Kofi Awoonor was the eldest of 10 children in his family, and relatives said he had paid school fees for hundreds of people. Awoonor, who studied at the State University of New York at Stony Brook, later taught at universities in Ghana and the United States. He also had served as Ghana's ambassador to Brazil, Cuba and the United Nations.

His works are taught in high school English literature classes across the continent, and his latest book "Promises of Hope: New and Selected Poems," is due out next year. Awoonor was one of the pioneers of African literature "who used literature as a tool of emancipation, of independence and of African unity," said Malian writer Manthia Diawara.

Awoonor sought to create a new form of African poetry that mirrored the style of the African griots, or traditional storytellers, Diawara said. "He used both the rhythmic form, and sometimes used the same words as in the local language. ... He took sayings, funeral dirges or wedding celebrations, and put them into English, in a well-worked manner," said Diawara, a professor at New York University, where he heads the Institute of Afro-American Affairs.
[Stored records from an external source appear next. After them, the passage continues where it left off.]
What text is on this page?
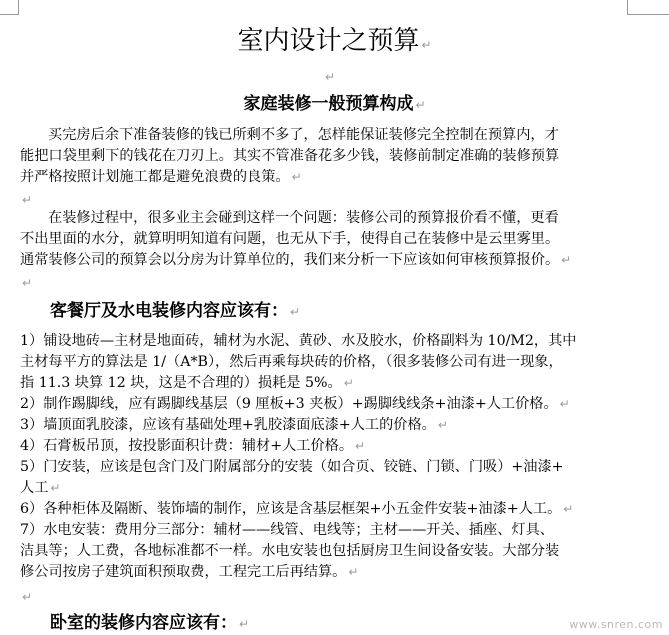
室内设计之预算 ↵
↵
家庭装修一般预算构成 ↵
买完房后余下准备装修的钱已所剩不多了，怎样能保证装修完全控制在预算内，才
能把口袋里剩下的钱花在刀刃上。其实不管准备花多少钱，装修前制定准确的装修预算
并严格按照计划施工都是避免浪费的良策。 ↵
↵
在装修过程中，很多业主会碰到这样一个问题：装修公司的预算报价看不懂，更看
不出里面的水分，就算明明知道有问题，也无从下手，使得自己在装修中是云里雾里。
通常装修公司的预算会以分房为计算单位的，我们来分析一下应该如何审核预算报价。 ↵
↵
客餐厅及水电装修内容应该有： ↵
1）铺设地砖—主材是地面砖，辅材为水泥、黄砂、水及胶水，价格副料为 10/M2，其中
主材每平方的算法是 1/（A*B），然后再乘每块砖的价格，（很多装修公司有进一现象，
指 11.3 块算 12 块，这是不合理的）损耗是 5%。 ↵
2）制作踢脚线，应有踢脚线基层（9 厘板+3 夹板）+踢脚线线条+油漆+人工价格。 ↵
3）墙顶面乳胶漆，应该有基础处理+乳胶漆面底漆+人工的价格。 ↵
4）石膏板吊顶，按投影面积计费：辅材+人工价格。 ↵
5）门安装，应该是包含门及门附属部分的安装（如合页、铰链、门锁、门吸）+油漆+
人工 ↵
6）各种柜体及隔断、装饰墙的制作，应该是含基层框架+小五金件安装+油漆+人工。 ↵
7）水电安装：费用分三部分：辅材——线管、电线等；主材——开关、插座、灯具、
洁具等；人工费，各地标准都不一样。水电安装也包括厨房卫生间设备安装。大部分装
修公司按房子建筑面积预取费，工程完工后再结算。 ↵
↵
卧室的装修内容应该有： ↵	www.snren.com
Awonoor's death prompted an outpouring of grief from his peers, with some fellow poets issuing their reaction and words of condolence in verse. "The new night is livid with silences, wet ones. In this time without light, no sound, no word oozes out of empty hearts here," Wanjohi Wa Makokha wrote in an online tribute. "The artists of Evil write verse thus?"

The family plans a funeral for Oct. 3, followed by a state memorial service on Oct. 11 and a final burial in his hometown in southeastern Ghana on Nov. 11. His longtime friend and fellow academic Kofi Anyidoho said he would be remembered "for his strict adherence to the truth no matter what."
"He was a teacher in many ways to a whole lot of us and we would remember him," he said. Kwasi Gyan-Apenteng, president of the Ghana Association of Writers, said in a statement that Africa has lost "a literary giant" and quoted Awoonor's own words in describing the legacy of his work.
"I have gone through the trauma of growth, anger, love, and the innocence and nostalgia of my personal dreams. These are beyond me now," Awoonor once wrote. "Not anger, or love, but the sensibility that shaped and saw them as communal acts of which I am only the articulator.

"Now I write out my renewed anguish about the crippling distresses of my country and my people, of death by guns, of death by disease and malnutrition, of the death of friends whose lives held so much promise, of the chicanery of politics and the men who indulge in them, of the misery of the poor in the midst of plenty."

Associated Press writers Francis Kokutse in Accra, Ghana; and Rukmini Callimachi in Dakar, Senegal contributed to this report.